Enfin, ce que je pourrais lui reprocher, je vais être franc avec vous : en fait, rien. Si durant mon aventure, j’ai un peu pesté sur l’absence du mode photo, sa disponibilité dans une mise à jour sortie pendant mes sessions à réglé cet écueil que j’avais. Mis à part son aspect RPG beaucoup trop poussé (selon moi), je n’ai pour ainsi dire pratiquement rien à retenir de vraiment négatif. Je suis au courant des défauts que les gens énoncent à son endroit mais je ne partage pas ces avis là. Beaucoup trop long à se mettre en place dans ses premières heures ? Cela ne m’a pas gêné personnellement, tant j’ai été absorbé manette en main. C’est un God Of War 1.5 ? Je ne m’attendais pas à ce que l’excellent gameplay du 1er change drastiquement mais soit approfondi ou propose plus de choses que dans l’opus précédent, c’est le cas ici. Graphiquement identique au premier ? Il se « rattrape » par son 60 FPS et la DA de ses décors, tous plus magnifiques les uns que les autres. Je n’avais pas de réelles attentes et ce que j’ai vécu dans mon aventure m’a comblé et offert ce que j’exige depuis Cyberpunk 2077 : une expérience inoubliable, qui resterais en tête une fois la console éteinte. Tout comme God Of War, God Of War Ragnarok est un chef d’œuvre forgé par des amoureux, pour des amoureux du JV. On y vit plus qu’une Aventure avec un grand A. On y vit une Epopée que l’on prend pour personnelle, avec la ferme attention de vouloir intervenir personnellement dans des événements qui nous dépasseraient en temps normal.
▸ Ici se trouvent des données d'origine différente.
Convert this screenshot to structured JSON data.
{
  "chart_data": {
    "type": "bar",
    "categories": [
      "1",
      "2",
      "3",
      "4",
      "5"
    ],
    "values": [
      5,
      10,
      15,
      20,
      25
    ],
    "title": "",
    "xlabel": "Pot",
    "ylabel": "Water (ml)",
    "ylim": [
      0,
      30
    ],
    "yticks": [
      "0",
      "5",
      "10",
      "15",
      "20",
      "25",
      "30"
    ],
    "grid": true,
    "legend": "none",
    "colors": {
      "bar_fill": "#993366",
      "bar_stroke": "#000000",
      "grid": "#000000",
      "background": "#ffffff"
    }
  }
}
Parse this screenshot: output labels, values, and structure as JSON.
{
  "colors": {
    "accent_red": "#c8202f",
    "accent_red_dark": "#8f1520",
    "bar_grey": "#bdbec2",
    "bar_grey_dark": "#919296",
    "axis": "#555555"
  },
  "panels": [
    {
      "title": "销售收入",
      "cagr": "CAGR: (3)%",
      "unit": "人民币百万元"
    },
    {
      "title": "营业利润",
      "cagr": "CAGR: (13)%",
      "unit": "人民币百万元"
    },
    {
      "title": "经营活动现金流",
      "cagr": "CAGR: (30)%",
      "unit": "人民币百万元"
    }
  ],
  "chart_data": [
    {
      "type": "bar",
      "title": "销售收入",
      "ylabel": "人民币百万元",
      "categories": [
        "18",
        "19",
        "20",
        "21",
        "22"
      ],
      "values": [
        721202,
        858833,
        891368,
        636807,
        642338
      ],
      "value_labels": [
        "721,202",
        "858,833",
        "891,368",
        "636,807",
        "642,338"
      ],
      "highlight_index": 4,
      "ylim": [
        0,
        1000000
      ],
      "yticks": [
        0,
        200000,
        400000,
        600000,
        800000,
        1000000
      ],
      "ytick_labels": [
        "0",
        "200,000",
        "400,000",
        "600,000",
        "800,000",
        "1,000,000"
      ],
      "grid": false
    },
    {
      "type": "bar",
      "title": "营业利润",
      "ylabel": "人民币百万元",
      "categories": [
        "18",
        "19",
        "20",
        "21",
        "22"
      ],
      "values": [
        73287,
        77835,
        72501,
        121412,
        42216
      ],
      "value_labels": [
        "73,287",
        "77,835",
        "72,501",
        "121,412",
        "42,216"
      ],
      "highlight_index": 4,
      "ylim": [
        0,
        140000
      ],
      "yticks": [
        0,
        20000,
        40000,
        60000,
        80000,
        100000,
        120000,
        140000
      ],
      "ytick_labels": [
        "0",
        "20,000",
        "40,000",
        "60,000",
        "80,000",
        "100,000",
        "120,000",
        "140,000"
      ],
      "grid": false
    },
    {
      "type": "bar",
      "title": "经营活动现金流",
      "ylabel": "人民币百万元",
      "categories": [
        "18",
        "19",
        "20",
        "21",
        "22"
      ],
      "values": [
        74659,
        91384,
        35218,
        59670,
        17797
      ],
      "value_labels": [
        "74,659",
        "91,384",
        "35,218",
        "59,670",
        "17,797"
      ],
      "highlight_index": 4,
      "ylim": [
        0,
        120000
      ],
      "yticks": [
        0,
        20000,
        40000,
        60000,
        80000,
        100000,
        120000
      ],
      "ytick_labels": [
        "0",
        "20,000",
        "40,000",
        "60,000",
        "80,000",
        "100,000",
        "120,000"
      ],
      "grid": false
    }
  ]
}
Pour finir… Vivement la suite Santa Monica Studio ! Et merci pour ce moment incroyable de Jeu Vidéo que je viens de vivre.

Ce que j’ai aimé :

  • Une écriture, une narration et une mise en scène incroyable !
  • Une profondeur dans ses propos surprenante !
  • Une aventure que j’ai vécu comme si c’était la mienne avant tout
  • Un gameplay toujours aussi brutal
  • Des personnages qu’on aime pour les uns, que l’on déteste vraiment pour les autres
  • Techniquement irréprochable
  • Le mode photo qui est sorti durant mes sessions
  • La prise en charge de la DualSense : exemplaire !
  • Une accessibilité qui force le respect
  • Un Platine que j’ai aimé accomplir 🙂

Ce que j’ai moins aimé :

  • Un aspect RPG beaucoup trop poussé selon moi
  • Des collectibles qui commencent doucement par être rébarbatif, peu importe le JV
« J’ai appelé la PETA, ils m’ont dit que j’avais le droit de monter sur le canapé »

Son appréciation

En lançant God Of War Ragnarok pour la première fois, je m’attendais à vivre une aventure similaire au premier opus en terme de qualités comme de défauts. Sauf que cette suite va beaucoup plus loin que ça. Non content de m’avoir fait vivre une Aventure, pardon, une Epopée, God Of War Ragnarok à des choses à dire et le dit avec une intelligence sans commune mesure. De plus, il se permet l’outrecuidance d’être plus que solide dans ses autres secteurs, comme ses graphismes, son écriture, sa Direction Artistique, sa narration et sa technique en béton armé. Des œuvres vidéoludiques comme God Of War Ragnarok, je souhaite en dévorer tous les jours, tant elles me rappel à quel point le JV peut être quand il le veut bien. Merci Santa Monica Studio pour cet immense voyage aux confins des contrées nordiques, où les dieux peuvent être aussi comme des humains comme vous et moi.